Ronit: I’d like to think that everyone’s becoming more aware. I think the way that every company has to go into the future is towards becoming a social enterprise because if they don’t, we’re really going to not have a planet to live on. It’s as simple as that; all businesses will eventually become social enterprises for two reasons. One reason is that the consumers, especially the younger generations, will align themselves with companies that are known to be socially impactful. If you want to continue having customers, you have to be seen as being a good company. But secondly, just so that we still survive and have this earth as we’ve known it to exist. We need to move in this direction otherwise we’re going to be getting rid of all our resources. In terms of the responsibility of existing companies who do not have impact as a key driver, it’s their responsibility to make sure they are not being unethical so this includes paying their employees’ fair wages, that there’s no exploitation of labour and supply chains, etcetera. I think it’s very important.
Gina: What do you think is required in order for that shift to take place?
Ronit: I love the Hult Prize as an example of something really pushing on bringing social entrepreneurship to the forefront. It’s a matter of getting the younger students and the younger generations to join the space from an early age but also you’re seeing it as the larger companies as well who are real trendsetters. For example, Tesla is trying to deal with the huge issue of unsustainable automobiles. It’s an example of companies to start shifting their efforts towards social entrepreneurship themselves.
Gina: Would you consider Tesla as a social enterprise?
Ronit: This is, again, very interesting. I sometimes debate about this myself. You could frame it as a social enterprise. I do think that it can be a spectrum for entrepreneurship. But if you see it as a company that’s really working on solving climate change for example through electric cars then one could align them with the goal to get rid of diesel and petrol burning cars and so they’re a social enterprise as such. I think it depends on the frame with which you view a company. I believe that larger companies can be social enterprises without realising it.
Gina: The vision for me is that we don’t need the label of a social enterprise, it’s just about having a double or triple bottom line that becomes intrinsic in the way that we do business.
Ronit: Absolutely. That’s definitely where we should be heading. It’s interesting just from fundamental thinking in terms of economics. For instance, how we use GDP as a measure of the prosperity of countries, which in itself is quite intrinsically flawed because of the fact that it doesn’t take into account, for example, the natural resources that have been used up and the environmental impact. It’s something that we as a generation, are going to try newer ways of measuring prosperity and success.

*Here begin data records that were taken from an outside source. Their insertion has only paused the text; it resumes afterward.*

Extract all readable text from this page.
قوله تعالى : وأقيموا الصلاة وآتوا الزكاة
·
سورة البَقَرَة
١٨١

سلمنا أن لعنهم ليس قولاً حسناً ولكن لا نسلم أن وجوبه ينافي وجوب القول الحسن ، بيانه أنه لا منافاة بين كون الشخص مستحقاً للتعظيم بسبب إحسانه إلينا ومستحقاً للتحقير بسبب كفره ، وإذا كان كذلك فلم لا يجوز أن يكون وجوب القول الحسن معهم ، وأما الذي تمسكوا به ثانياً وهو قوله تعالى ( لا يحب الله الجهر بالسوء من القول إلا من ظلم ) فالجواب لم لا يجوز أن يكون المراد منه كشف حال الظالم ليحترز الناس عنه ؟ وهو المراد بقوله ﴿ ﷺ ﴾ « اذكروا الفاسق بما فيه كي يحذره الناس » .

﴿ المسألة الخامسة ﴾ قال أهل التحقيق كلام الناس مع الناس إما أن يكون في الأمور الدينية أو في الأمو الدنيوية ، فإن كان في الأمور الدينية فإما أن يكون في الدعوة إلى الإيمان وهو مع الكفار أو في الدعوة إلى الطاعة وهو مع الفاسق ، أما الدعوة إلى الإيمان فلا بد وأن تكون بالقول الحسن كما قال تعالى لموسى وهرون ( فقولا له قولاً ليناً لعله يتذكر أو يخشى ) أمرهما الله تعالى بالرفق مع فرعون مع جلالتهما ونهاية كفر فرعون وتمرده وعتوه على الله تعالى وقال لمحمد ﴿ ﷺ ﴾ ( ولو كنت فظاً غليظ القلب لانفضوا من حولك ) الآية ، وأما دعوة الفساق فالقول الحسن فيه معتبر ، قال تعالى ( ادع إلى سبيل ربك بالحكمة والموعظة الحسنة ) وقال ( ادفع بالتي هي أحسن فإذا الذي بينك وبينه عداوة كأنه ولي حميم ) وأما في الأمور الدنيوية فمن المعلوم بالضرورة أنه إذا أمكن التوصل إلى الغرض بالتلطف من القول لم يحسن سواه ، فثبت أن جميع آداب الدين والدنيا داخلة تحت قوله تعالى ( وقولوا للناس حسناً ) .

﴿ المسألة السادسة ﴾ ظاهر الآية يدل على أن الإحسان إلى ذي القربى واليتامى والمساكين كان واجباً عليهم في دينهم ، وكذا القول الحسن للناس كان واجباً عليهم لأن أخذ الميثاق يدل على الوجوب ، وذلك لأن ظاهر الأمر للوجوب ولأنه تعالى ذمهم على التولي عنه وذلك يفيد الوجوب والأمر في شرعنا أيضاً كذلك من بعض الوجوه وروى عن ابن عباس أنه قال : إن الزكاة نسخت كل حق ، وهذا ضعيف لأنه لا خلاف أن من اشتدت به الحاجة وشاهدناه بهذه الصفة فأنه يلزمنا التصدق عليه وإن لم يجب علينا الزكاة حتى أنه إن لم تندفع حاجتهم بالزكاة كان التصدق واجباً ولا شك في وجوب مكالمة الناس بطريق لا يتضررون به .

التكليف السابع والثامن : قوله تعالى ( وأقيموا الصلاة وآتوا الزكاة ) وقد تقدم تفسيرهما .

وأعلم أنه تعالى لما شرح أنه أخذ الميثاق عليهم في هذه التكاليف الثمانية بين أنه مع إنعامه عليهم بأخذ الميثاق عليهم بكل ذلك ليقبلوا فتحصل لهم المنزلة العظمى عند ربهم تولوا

Gina: One last question. If readers want to follow up with you, how can they find you?
Ronit: Send me an email to firstname.lastname@example.org. Our website is www.empower-energy.co.uk. We also have a Twitter, Facebook, LinkedIn page as well, under Empower Energy. https://www.facebook.com/EmpowerNRG/, https://twitter.com/EmpowerNRG
Gina: I want to thank you Ronit, for taking the time to speak with me today, I’m really excited about what you’re doing and I wish you and your team all the best.
Ronit: Thank you so much for having me, I really did enjoy the discussion. I’m looking forward to the future of Empower and social entrepreneurship to see where it goes.